Get your network cables out. Install Linux on the first non-head node. Follow these steps for each non-head node.
Going with my example node names and IP addresses, this is what I chose during setup:
Workstation auto partition remove all partitions on system use LILO as the boot loader put boot loader on the MBR host name wolf01 ip address 192.168.0.101 add the user "wolf" same password as on all other nodes NO firewall |
The ONLY package installed: network servers. Un-select all other packages.
It doesn't matter what else you choose; this is the minimum that you need. Why fill the box up with non-essential software you will never use? My research has been concentrated on finding that minimal configuration to get up and running.
Here's another very important point: when you move on to an automated install and config, you really will NEVER log in to the box. Only during setup and install do I type anything directly on the box.
When the computer starts up, it will complain if it does not have a keyboard connected. I was not able to modify the BIOS, because I had older discarded boxes with no documentation, so I just connected a "fake" keyboard.
I am in the computer industry, and see hundreds of keyboards come and go, and some occasionally end up in the garbage. I get the old dead keyboard out of the garbage, remove JUST the cord with the tiny circuit board up there in the corner, where the num lock and caps lock lights are. Then I plug the cord in, and the computer thinks it has a complete keyboard without incident.
Again, you would be better off modifying your bios, if you are able to. This is just a trick to use in case you don't have the bios program.
After your newly installed box reboots, log on as root again, and...
do the same chkconfig commands stated above to set up the right services.
modify hosts; remove "wolfnn" from localhost, and just add wolfnn and wolf00.
install lam
create the /mnt/wolf directory and set up security for it.
do the ssh configuration
Up to this point, we are pretty much the same as the head node. I do NOT do the modification of the exports file.
Also, do NOT add this line to the .bash_profile:
sh -c 'ssh-add && bash' |
Recall that on the head node, we created a file "authorized_keys". Copy that file, created on your head node, to the ~/.ssh directory on the slave nodes. The HEAD node will log on the all the SLAVE nodes.
The requirement, as stated in the LAM user manual, is that there should be no interaction required when logging in from the head to any of the slaves. So, copying the public key from the head node into each slave node, in the file "authorized_keys", tells each slave that "wolf user on wolf00 is allowed to log on here without any password; we know it is safe."

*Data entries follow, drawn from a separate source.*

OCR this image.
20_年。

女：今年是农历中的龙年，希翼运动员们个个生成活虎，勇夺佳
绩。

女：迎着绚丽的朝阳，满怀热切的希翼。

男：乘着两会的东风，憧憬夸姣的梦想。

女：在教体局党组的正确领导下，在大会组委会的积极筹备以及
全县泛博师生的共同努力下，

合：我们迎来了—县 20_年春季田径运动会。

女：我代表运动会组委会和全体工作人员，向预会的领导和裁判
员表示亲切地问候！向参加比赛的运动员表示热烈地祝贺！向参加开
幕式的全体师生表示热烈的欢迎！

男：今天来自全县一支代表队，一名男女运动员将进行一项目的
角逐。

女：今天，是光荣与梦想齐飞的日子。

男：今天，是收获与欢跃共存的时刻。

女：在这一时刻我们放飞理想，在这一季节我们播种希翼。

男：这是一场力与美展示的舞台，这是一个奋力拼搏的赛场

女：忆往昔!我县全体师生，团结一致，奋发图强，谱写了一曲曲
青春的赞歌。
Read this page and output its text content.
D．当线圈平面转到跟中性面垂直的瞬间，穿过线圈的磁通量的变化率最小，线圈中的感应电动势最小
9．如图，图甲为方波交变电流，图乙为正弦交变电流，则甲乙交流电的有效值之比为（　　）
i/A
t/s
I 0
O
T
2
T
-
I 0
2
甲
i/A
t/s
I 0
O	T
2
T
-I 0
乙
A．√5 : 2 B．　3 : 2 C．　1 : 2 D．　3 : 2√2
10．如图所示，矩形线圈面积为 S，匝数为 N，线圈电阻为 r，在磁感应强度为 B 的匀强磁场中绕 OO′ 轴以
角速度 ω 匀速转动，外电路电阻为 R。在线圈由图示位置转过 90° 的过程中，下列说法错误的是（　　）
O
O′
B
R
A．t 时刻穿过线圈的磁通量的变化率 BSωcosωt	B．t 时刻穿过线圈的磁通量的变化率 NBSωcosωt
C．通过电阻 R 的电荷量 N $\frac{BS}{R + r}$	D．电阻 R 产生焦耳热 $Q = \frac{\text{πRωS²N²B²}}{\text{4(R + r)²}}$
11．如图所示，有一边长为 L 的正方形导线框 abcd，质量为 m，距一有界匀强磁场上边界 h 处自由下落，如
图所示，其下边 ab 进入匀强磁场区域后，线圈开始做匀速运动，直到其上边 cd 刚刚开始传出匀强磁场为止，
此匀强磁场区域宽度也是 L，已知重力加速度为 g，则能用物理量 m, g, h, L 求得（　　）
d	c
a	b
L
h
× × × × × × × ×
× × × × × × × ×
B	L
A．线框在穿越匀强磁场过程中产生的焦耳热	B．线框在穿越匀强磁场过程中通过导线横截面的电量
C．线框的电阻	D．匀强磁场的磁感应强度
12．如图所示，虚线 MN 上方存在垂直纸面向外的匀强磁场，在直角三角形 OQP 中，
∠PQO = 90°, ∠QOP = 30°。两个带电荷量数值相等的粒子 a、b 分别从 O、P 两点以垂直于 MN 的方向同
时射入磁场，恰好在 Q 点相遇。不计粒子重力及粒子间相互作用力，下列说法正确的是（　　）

However you may recall that the documentation states that the first time you log on, it will ask for confirmation. So only once, after doing the above configuration, go back to the head node, and type ssh wolfnn where "wolfnn" is the name of your newly configured slave node. It will ask you for confirmation, and you simply answer "yes" to it, and that will be the last time you will have to interact.

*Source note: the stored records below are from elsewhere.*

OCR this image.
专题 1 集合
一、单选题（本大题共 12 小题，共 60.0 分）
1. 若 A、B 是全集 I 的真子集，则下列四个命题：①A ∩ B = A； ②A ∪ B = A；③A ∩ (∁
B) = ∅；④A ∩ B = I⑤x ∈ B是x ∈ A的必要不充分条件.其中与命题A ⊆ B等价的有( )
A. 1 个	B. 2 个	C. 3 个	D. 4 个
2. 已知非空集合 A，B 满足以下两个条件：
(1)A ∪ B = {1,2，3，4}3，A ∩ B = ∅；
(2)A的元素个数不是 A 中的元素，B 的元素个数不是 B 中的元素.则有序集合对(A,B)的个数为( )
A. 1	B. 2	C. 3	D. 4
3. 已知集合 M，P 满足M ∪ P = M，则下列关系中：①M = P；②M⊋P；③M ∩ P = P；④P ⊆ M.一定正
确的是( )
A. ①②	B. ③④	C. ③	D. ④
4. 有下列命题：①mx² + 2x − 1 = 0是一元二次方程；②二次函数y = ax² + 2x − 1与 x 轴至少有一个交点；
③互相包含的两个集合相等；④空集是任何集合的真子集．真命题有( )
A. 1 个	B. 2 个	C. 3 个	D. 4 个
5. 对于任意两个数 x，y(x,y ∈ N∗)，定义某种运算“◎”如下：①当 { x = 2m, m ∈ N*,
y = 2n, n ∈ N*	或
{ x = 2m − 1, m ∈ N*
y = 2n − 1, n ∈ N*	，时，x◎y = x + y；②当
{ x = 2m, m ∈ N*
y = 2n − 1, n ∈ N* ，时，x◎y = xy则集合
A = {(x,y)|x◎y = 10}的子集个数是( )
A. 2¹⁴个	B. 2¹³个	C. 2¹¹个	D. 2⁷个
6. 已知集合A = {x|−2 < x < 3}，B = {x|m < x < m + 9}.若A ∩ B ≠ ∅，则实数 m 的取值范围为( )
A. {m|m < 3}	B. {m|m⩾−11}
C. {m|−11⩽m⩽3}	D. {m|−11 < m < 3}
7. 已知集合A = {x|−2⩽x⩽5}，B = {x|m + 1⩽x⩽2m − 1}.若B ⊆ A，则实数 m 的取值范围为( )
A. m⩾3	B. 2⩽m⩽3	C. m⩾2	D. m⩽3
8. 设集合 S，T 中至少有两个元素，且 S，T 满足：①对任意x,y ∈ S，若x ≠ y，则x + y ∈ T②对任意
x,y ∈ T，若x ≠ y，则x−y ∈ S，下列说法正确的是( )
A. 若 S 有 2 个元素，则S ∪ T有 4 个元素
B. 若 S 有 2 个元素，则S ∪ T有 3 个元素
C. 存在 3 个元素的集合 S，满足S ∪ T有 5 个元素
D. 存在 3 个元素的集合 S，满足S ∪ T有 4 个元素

Prove it by logging off, and then ssh back to that node, and it should just immediately log you in, with no dialog whatsoever.
As root, enter these commands:
cat >> /etc/fstab wolf00:/mnt/wolf /mnt/wolf nfs rw,hard,intr 0 0 <control d> |
What we did here was automatically mount the exported directory we put in the /etc/exports file on the head node. More discussion regarding nfs later in this document.
Then modify /etc/lilo.conf.
The 2nd line of this file says
timeout=nn |
Modify that line to say:
timeout=1200 |
After it is modified, we invoke the changes. You type "/sbin/lilo", and it will display back "added linux *" to confirm that it took the changes you made to the lilo.conf file:
/sbin/lilo Added linux * |
Why do I do this lilo modification? If you were researching Beowulf on the web, and understand everything I have done so far, you may wonder, "I don't remember reading anything about lilo.conf."
All my Beowulf nodes share a single power strip. I turn on the power strip, and every box on the cluster starts up immediately. As the startup procedure progresses, it mounts file systems. Seeing that the non-head nodes mount the shared directory from the head node, they all will have to wait a little bit until the head node is up, with NFS ready to go. So I make each slave node wait 2 minutes in the lilo step. Meanwhile, the head node comes up, and making the shared directory available. By then, the slave nodes finally start booting up because lilo has waited 2 minutes.